– В вашей палате?
– Нет, в палате свет не горел. В коридоре. Он всегда горит, всю ночь, и вдруг погас.
Никоненко вопросительно посмотрел на врача. Тот кивнул.
– Света действительно не было. Я подумал, что это уборщица выключила или кто-то случайно нажал…
«Нажал тот, кто знал, что не довел дело до конца, и пришел, чтобы закончить его, – подумал Никоненко, – и нажал явно не случайно».
– И шаги. И ручка щелкала.
– Как щелкала?
– Как будто кто-то заглядывал в двери. Я встала, дошла до стены и стукнула капельницей. Наугад. Ничего не было видно. А потом вышла в коридор, под дверью был свет, и я пошла туда, где свет.
Она сделала движение, как будто собиралась прикрыть глаза, но не прикрыла.
– Я боюсь, что он меня все-таки убьет, – вдруг пожаловалась она шепотом. – А если я буду спать, когда он придет в следующий раз?
Хороший вопрос, подумал Никоненко мрачно.

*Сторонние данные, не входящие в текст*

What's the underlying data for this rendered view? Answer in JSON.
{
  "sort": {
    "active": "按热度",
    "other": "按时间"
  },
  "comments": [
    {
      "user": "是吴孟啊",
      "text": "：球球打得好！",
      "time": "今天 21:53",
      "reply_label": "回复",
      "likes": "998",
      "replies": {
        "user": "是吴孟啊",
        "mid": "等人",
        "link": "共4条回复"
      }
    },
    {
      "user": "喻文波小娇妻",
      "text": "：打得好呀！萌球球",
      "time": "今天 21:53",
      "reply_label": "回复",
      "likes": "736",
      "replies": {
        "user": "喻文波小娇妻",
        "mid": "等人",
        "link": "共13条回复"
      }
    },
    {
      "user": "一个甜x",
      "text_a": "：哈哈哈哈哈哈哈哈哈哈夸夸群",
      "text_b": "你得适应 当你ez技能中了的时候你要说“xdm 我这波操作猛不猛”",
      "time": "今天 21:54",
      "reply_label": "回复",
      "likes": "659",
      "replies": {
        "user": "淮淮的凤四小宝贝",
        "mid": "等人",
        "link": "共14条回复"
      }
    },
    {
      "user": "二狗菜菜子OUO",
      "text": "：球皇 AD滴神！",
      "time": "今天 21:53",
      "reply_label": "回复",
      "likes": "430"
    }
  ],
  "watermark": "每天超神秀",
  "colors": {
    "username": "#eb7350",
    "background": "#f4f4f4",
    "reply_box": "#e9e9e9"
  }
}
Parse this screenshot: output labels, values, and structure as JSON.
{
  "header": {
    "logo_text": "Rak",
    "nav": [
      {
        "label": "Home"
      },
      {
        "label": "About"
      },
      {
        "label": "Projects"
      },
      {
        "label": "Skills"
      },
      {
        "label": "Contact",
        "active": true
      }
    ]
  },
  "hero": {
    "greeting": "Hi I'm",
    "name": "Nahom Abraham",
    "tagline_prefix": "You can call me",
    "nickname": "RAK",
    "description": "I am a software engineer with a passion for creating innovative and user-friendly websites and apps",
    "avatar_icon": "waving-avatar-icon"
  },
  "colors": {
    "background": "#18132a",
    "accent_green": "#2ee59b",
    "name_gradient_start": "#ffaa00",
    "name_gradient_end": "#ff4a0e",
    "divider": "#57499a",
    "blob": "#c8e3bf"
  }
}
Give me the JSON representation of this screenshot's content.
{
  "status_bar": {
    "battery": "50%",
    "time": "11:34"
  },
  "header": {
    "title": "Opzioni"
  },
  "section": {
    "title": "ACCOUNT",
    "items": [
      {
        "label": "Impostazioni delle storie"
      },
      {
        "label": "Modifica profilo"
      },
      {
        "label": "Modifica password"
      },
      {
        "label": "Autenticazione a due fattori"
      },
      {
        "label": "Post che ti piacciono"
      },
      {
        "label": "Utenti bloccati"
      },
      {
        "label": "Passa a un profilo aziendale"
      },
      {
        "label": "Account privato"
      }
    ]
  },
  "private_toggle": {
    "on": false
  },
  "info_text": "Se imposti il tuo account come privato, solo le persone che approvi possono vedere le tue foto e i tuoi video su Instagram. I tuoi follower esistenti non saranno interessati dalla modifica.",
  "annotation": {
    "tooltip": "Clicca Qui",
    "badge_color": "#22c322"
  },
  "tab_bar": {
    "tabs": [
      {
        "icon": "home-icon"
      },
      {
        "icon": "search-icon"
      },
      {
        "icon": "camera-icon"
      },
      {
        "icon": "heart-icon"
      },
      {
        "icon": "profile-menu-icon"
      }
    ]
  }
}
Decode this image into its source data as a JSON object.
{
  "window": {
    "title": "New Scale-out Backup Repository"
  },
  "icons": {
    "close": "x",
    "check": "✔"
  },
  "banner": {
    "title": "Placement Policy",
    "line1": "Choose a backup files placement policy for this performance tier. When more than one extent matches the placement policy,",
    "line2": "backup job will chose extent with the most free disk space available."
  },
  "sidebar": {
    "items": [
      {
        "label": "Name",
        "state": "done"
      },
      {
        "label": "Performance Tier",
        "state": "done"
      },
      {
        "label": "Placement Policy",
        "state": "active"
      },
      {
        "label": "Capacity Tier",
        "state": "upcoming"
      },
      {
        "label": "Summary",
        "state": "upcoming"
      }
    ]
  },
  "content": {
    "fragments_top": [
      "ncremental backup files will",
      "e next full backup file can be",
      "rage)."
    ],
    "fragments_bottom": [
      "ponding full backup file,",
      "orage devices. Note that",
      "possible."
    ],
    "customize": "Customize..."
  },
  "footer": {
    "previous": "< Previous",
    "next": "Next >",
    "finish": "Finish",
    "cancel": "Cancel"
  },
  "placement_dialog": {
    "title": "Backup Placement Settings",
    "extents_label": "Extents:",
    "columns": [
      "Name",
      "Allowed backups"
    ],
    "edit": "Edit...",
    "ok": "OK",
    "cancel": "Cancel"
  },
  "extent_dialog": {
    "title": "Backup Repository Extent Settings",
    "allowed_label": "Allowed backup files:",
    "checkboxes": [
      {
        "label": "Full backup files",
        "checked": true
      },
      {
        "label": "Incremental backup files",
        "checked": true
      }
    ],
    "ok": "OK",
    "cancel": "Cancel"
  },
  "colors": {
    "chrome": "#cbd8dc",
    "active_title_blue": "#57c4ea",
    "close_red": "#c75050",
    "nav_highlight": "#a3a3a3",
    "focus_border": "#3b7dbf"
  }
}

– Маша, у вас есть подозрения, кто может быть заинтересован в вашей смерти?
– Нет, – сказала она, – никто. Я никому не нужна, кроме Федора и Алины.
– У вас плохие отношения с матерью?
Она помолчала и подышала, чуть приоткрыв рот. У нее были красивые зубы – ровные и очень белые. Пожалуй, это единственное, что было у нее красивым.
– У нас почти нет отношений. Спросите у Алины, она вам расскажет.
Она уже рассказала. Хорошо бы теперь ты сама рассказала. Или ты можешь повторять только то, в чем тебя убедила всесильная, умная и деловая Алина?
– А отец Федора? Он вам помогает?
Она заволновалась. Совершенно точно, теперь она заволновалась.
– При чем тут… его отец? Мы с ним никак не связаны. Он про нас ничего не знает и не должен… Я не хочу…
– Он ваш одноклассник?
Она вдруг покраснела. Ей-богу, она покраснела, эта забинтованная, зеленая, одетая в серую посконную рубаху в ржавых пятнах высохшей крови, нечесаная и неумытая тетка!..
Кто там смеет говорить, что хорошо разбирается в женщинах?
– Кто вам сказал? – спросила она трагическим шепотом и даже покосилась на врача, как будто тому было дело до того, кто отец ее ребенка!
– Алина, – сказал Никоненко. Пусть знает, что при малейшем нажиме «дорогая подруга» может выболтать любой ее секрет.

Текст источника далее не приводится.